Al-Ahram Hebdo : Damas a longtemps eu une très forte influence sur la scène politique libanaise. Quelles seront les incidences de la chute de Bachar Al-Assad sur Beyrouth ?
Rabha Seif Allam : Il n’y a aucun doute que l’impact de la chute de Bachar Al-Assad sur le Liban est très grand. En effet, depuis la fin de la guerre civile libanaise, et même avant, le Liban était dirigé depuis Damas. Donc, les répercussions sur le Liban sont presque tout aussi directes et aussi importantes que sur la Syrie elle-même. Historiquement, il a toujours existé au Liban des forces politiques en faveur de la présence, sinon de l’influence syrienne au Liban. D’ailleurs, le différend entre l’Alliance du 8 mars (pro-Damas) et celle du 14 mars (anti-Damas) portait essentiellement sur le rôle syrien.

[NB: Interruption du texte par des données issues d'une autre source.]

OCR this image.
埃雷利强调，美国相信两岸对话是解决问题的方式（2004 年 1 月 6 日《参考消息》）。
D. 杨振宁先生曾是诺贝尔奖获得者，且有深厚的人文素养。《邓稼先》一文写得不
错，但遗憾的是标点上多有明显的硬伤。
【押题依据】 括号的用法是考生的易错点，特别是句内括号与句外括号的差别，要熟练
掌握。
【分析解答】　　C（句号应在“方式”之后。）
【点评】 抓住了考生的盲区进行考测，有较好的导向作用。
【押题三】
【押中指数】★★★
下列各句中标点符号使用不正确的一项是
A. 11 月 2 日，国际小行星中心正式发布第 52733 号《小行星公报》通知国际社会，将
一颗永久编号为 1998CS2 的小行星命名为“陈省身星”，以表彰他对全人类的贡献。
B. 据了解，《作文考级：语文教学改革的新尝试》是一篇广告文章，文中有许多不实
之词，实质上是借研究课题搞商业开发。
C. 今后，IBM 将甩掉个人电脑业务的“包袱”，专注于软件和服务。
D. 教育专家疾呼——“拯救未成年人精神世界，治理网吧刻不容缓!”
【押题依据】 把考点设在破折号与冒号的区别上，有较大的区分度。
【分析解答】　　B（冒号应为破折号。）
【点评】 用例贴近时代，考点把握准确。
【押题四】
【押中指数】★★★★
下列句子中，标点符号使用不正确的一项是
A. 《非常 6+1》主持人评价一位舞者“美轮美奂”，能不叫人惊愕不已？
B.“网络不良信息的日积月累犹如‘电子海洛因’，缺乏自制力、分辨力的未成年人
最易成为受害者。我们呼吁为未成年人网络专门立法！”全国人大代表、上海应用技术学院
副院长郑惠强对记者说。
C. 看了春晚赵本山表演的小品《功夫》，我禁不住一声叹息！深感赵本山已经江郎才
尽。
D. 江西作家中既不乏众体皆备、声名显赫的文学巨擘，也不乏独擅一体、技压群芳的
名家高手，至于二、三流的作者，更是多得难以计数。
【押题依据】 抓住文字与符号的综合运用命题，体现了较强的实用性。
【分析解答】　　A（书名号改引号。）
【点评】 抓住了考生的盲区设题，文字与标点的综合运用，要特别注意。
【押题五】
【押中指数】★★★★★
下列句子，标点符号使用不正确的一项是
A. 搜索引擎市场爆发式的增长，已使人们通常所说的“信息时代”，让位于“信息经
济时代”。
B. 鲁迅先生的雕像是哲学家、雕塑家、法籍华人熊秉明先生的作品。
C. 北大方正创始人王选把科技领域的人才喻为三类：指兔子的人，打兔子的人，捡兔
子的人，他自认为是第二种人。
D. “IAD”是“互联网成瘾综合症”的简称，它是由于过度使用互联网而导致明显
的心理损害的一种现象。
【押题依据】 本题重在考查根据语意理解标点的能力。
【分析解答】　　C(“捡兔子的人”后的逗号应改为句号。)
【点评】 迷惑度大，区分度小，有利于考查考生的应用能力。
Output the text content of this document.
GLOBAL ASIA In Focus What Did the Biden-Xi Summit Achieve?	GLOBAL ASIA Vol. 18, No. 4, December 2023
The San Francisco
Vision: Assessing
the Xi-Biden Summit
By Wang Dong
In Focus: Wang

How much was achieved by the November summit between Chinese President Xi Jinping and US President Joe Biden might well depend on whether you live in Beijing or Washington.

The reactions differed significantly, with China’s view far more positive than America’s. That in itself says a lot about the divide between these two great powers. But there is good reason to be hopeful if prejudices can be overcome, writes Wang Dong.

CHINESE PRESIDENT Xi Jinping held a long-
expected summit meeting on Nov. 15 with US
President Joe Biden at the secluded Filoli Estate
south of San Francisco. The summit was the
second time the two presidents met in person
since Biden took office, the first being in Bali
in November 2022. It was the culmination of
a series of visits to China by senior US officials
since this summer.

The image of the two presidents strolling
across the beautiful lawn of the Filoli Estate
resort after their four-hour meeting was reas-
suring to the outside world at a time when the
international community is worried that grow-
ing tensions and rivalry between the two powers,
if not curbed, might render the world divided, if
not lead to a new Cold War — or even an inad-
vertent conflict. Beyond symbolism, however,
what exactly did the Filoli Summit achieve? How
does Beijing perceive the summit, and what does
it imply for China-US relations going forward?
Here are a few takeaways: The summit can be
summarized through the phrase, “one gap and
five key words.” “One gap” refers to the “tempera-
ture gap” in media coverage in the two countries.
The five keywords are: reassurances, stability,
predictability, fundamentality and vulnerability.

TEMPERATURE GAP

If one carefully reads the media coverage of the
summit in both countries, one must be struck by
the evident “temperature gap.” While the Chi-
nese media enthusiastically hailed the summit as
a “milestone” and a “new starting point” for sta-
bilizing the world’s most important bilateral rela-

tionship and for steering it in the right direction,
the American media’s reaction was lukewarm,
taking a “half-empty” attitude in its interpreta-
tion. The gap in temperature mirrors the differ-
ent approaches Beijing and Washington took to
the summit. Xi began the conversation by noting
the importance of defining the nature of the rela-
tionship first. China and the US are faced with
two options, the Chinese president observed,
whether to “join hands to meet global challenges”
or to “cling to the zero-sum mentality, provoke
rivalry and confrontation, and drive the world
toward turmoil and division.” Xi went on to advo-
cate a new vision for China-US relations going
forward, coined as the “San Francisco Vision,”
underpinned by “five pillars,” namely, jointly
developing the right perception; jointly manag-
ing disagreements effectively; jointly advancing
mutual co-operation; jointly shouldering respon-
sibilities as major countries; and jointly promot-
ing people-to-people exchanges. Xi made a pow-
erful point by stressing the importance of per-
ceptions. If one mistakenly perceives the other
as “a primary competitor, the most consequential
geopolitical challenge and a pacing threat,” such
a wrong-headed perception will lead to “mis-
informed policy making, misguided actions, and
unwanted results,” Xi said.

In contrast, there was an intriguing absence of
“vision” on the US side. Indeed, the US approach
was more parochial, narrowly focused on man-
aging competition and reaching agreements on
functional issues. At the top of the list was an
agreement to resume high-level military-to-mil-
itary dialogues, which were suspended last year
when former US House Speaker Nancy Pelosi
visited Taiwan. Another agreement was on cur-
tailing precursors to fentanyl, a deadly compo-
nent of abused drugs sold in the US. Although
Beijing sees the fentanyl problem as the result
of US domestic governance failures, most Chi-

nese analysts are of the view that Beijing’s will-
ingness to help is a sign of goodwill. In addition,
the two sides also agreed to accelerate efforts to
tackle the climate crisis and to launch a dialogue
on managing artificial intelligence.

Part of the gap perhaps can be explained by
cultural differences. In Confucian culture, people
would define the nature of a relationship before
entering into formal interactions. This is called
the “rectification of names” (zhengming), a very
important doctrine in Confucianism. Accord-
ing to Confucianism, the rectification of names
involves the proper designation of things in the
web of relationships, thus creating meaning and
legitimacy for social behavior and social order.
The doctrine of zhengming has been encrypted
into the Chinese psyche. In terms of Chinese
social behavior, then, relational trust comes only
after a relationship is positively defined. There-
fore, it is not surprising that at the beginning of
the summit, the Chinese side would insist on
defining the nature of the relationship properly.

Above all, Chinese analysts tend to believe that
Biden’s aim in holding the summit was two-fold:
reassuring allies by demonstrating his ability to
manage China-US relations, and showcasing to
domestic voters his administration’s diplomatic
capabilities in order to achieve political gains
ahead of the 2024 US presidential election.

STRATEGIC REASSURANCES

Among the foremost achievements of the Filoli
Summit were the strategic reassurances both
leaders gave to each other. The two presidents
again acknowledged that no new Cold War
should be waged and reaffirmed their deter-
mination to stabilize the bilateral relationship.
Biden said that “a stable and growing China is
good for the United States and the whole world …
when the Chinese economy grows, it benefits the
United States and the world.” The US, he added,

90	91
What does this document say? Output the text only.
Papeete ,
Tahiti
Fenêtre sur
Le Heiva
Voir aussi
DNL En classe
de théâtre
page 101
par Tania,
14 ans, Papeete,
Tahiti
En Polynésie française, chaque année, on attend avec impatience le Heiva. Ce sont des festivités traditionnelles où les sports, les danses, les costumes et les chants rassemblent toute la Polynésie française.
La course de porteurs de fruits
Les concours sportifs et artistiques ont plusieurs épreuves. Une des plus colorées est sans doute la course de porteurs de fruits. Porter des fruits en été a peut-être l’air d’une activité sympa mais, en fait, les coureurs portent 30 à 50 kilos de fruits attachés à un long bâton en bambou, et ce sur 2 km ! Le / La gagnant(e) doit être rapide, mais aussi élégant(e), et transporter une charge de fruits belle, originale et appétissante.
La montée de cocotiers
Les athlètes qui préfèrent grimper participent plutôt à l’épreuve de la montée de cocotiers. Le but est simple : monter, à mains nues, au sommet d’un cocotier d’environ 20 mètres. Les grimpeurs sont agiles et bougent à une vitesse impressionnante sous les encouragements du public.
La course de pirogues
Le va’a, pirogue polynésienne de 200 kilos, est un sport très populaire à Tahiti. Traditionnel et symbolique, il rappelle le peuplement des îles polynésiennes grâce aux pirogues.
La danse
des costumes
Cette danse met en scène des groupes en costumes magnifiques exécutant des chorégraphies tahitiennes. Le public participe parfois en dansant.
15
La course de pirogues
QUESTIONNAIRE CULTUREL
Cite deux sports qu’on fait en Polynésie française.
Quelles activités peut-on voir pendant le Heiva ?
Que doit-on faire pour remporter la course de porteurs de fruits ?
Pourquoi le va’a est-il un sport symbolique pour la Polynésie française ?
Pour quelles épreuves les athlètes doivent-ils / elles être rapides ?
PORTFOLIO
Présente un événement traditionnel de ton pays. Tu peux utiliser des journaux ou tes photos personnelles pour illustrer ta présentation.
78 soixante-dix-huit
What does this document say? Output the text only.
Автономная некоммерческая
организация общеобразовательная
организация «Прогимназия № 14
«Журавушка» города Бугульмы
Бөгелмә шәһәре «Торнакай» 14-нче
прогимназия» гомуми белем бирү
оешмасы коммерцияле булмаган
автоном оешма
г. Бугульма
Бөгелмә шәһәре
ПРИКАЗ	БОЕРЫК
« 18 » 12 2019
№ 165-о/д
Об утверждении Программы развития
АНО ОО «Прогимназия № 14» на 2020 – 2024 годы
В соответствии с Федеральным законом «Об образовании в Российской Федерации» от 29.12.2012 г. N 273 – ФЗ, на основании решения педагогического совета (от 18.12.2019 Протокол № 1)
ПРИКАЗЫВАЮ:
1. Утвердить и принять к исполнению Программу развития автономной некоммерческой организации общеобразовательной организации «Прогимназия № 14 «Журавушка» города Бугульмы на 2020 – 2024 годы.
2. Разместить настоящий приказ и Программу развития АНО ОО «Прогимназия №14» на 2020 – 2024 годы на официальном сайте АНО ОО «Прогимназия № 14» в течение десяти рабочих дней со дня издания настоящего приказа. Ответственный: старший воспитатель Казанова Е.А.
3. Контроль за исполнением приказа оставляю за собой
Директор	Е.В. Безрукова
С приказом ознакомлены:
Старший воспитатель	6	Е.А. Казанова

Après la chute d’Assad, on a commencé à revoir les alliances politiques au Liban. Plusieurs figures politiques ont ravivé certains souvenirs, notamment ceux de personnalités disparues et dont l’assassinat avait été imputé aux renseignements syriens. Il existe donc une certaine fébrilité actuellement au Liban, une satisfaction quant à la chute d’Assad. Cependant, ce n’est pas un mince défi. Le Liban sera pour la première fois à l’épreuve d’une gouvernance sans emprise syrienne.
— Quels sont les changements à prévoir dans les équilibres politiques au Liban ?
— Il existe certainement des répercussions directes, notamment le contrôle des frontières, le spectre d’un chaos plus général. Pour le Liban, ce sera la première fois que l’influence syrienne disparaîtra. Aujourd’hui, le Liban est dans l’expectative. Mais la situation ne s’est pas encore stabilisée pour que l’on puisse trancher. Cela dit, il ne fait aucun doute qu’au Liban, le Hezbollah est le premier perdant. Si le Hezbollah a concédé à accepter l’accord de cessez-le-feu, c’est parce qu’il était conscient qu’il devait préserver sa puissance militaire et politique tout en comptant sur sa base arrière syrienne. Or, maintenant, ce n’est plus le cas. Il n’existe désormais plus de pont terrestre reliant l’Iran au Hezbollah à travers la Syrie et l’Iraq. La voie d’approvisionnement en armes a été coupée. L’Iran et le Hezbollah vont désormais revoir leurs comptes. Mais je pense qu’à l’heure actuelle, le Hezbollah va oeuvrer à se reconstruire, regagner en popularité, préserver ses capacités militaires, redéployer ses forces et les cacher dans des endroits sûrs.
— Mais outre le Hezbollah, il existe au Liban d’autres forces proches de Damas …
— Oui, ce sont les partis qui prônent le nationalisme et le panarabisme. Ils ont une certaine idéologie qu’ils maintiendront. Mais je ne pense pas qu’ils aient un poids dans la période à venir vu qu’ils étaient essentiellement soutenus par les renseignements syriens tout au long des 30 dernières années.
— Juste après l’accord de cessez-le-feu, une date a été fixée pour l’élection d’un président après plus de deux ans de vacance. Ces nouveaux développements peuvent-ils aider à sortir du blocage politique à l’origine de cette vacance ?
— Effectivement, le Parlement libanais doit tenir une séance consacrée au vote d’un président le 9 janvier prochain. Quand la date a été avancée, la situation n’était pas ce qu’elle est aujourd’hui. Les récents développements devraient se répercuter de manière positive sur le choix d’une personnalité consensuelle qui reflète les nouveaux rapports de force. Le candidat du Hezbollah, Sleiman Frangié, était aussi un proche de Bachar Al-Assad. Ses chances se sont donc réduites. Aux antipodes, le nom de Samir Geagea, président des Forces Libanaises (FL), auparavant éloigné en raison de ses anciennes relations avec Israël, revient en force. Et entre ces deux extrêmes, d’autres noms sont cités. Mais la question reste de savoir si une seule séance parlementaire suffira pour trouver un consensus, malgré les nouvelles donnes.
— Et qu’en est-il des relations avec Israël d’autant plus que la chute d’Assad est intervenue quelques jours après l’accord de cessez-le-feu entre Israël et le Hezbollah ?
— Actuellement, Israël est en train d’acter le retrait de ses forces en vertu de l’accord de cessez-le-feu. Certes, la trêve a été violée à plusieurs reprises, mais il a été convenu que ces violations ne feraient pas capoter l’accord. Il est prévu que ces violations se poursuivent mais qu’Israël retire ses troupes, même si cela prendra plus de temps que prévu et même si ce ne sera pas un retrait à 100 %. Certains points seront à discuter avec l’émissaire américain Amos Hochstein, notamment un tracé définitif des frontières. Avec les récents développements, je ne pense pas que la guerre reprenne. Le Hezbollah ne voudra pas de nouveaux affrontements après avoir perdu sa voie d’approvisionnement en armes.